Shares are priced in a band of Rs 52–56. Retail investors must apply for at least 4,000 shares, which is an investment of Rs 2.24 lakh at the upper band. The deal follows the standard SME allocation structure: up to 50% for QIBs, at least 35% for retail, and at least 15% for NIIs.
Business overview
Speb Adhesives manufactures solvent-based and water-based industrial adhesives used across packaging, automotive, footwear, construction, woodworking, and generator-set applications.Its product range includes multi purpose adhesives, spray-grade formulations, premium SR-series bonding agents and duct-fixing solutions. Manufacturing is centralised at its Taloja (Raigad) facility, which has a daily capacity of 12,000 litres.
Financial performance
The company posted steady growth in FY25, with revenue rising 5% and profit after tax up 19% year-on-year.

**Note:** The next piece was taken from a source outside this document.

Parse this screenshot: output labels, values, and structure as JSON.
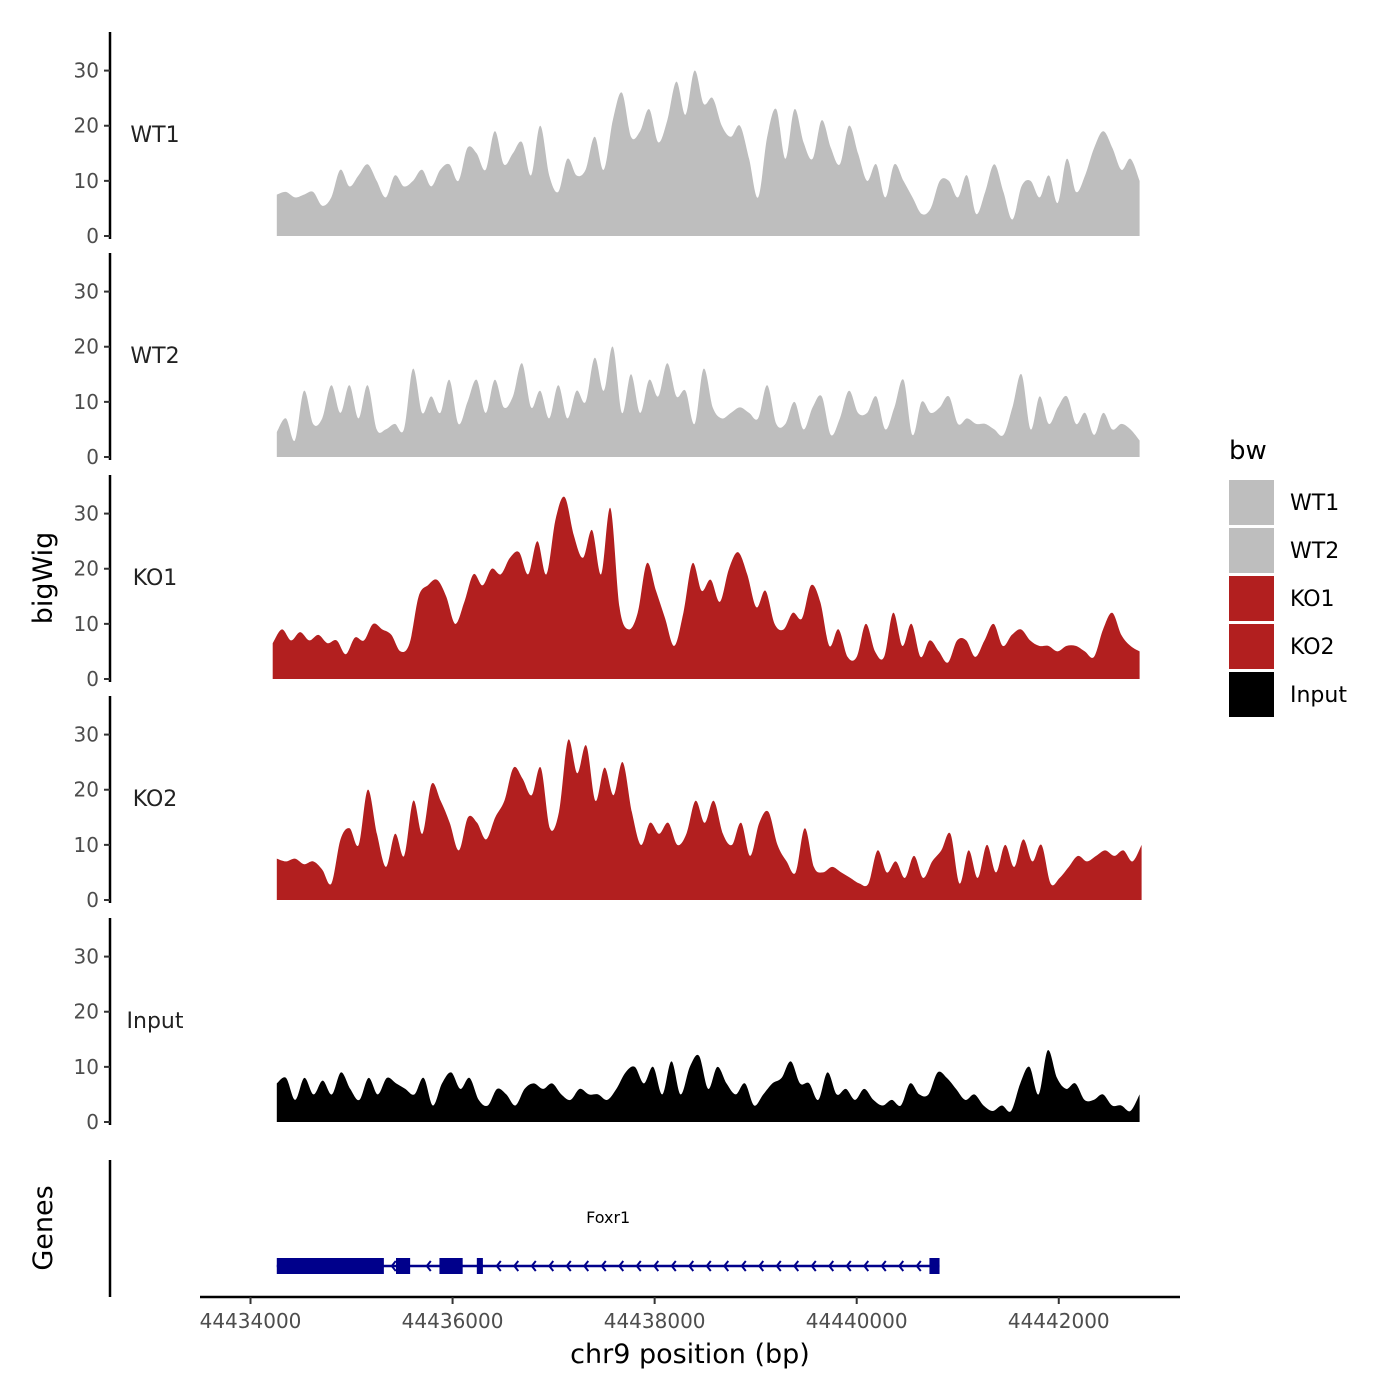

EBITDA margin stood at 17.47%, while PAT margin was 13.16%.
Use of Proceeds
The bulk of the IPO funds — Rs 20.44 crore — will be deployed to set up a new manufacturing facility in Raigad for expanding water-based adhesive capacity. The remainder will go towards general corporate purposes.
With the GMP flat, early sentiment suggests a cautious market response. SME investors will now watch subscription trends over the next two days to gauge traction. Speb’s diversified industrial customer base and expansion-led capital plan may appeal to long-term investors, but the high retail ticket size could limit participation.